Les parties civiles ont soutenu que l’obligation de dénonciation, destinée à « protéger l’autorité de l’État, en permettant à la justice d’être saisie », s’impose à toute personne ayant eu connaissance de faits d’agressions sexuelle sur mineurs et ce, même si la victime présumée a dépassé l’âge de la majorité. Ainsi en a d’ailleurs jugé le tribunal d’Orléans qui, le 22 novembre 2018, a condamné l’évêque André Fort pour non-dénonciation. Le jugement n’ayant pas été frappé d’appel, il est devenu définitif.

Pour la défense de Philippe Barbarin, ce « totalitarisme judiciaire » qui reviendrait à « confisquer aux victimes devenues adultes, leur liberté de dénoncer, ou non, de poursuivre, ou non, les faits dont elles ont été victimes durant leur enfance », contrevient à la volonté du législateur . Elle en veut pour preuve la rédaction même de l’article 434-3 visant « un mineur de quinze ans ou une personne qui n’est pas en mesure de se protéger ». Une conjugaison au présent de l’indicatif justement destinée, selon la défense, à circonscrire dans le temps – celui de la minorité et ou de vulnérabilité l’obligation de dénonciation par des tiers.
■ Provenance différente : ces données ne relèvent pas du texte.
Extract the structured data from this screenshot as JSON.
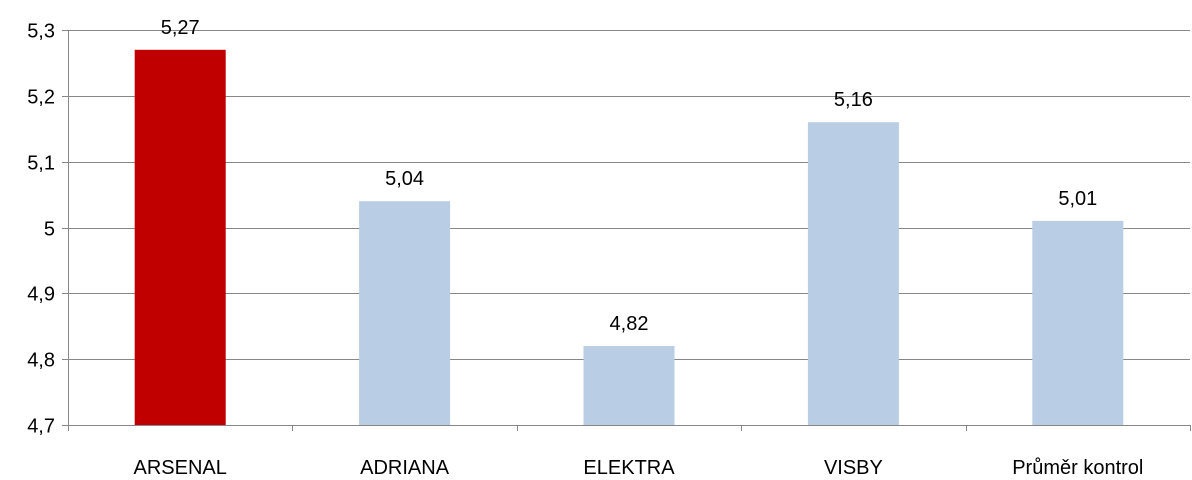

Cette querelle de conjugaison m’en a rappelé une autre, bien plus anecdotique. Devant la 17 e chambre du tribunal de Paris, la fille de Jacques Lacan, Judith Miller, poursuivait en diffamation Elisabeth Roudinesco qui, dans son essai Lacan envers et contre tout, avait écrit : « Bien qu’il [Lacan] eût souhaité des funérailles catholiques, il fut enterré sans cérémonie et dans l’intimité au cimetière de Guitrancourt ». En défense, Me Georges Kiejman avait convoqué la caution de… Grevisse, selon lequel le plus que parfait du subjonctif – « bien qu’il eût souhaité » – peut avoir « une valeur indicative ou conditionnelle sans que rien ne permette de distinguer ces deux modes ». Et Me Kiejman de conclure : « Le doute, fût-il grammatical, doit bénéficier à l’accusé ! ».

LA SEMAINE JURIDIQUE ÉDITION GÉNÉRALE

Le magazine scientifique du droit.

Votre revue sur tablette et smartphone inclus dans votre abonnement.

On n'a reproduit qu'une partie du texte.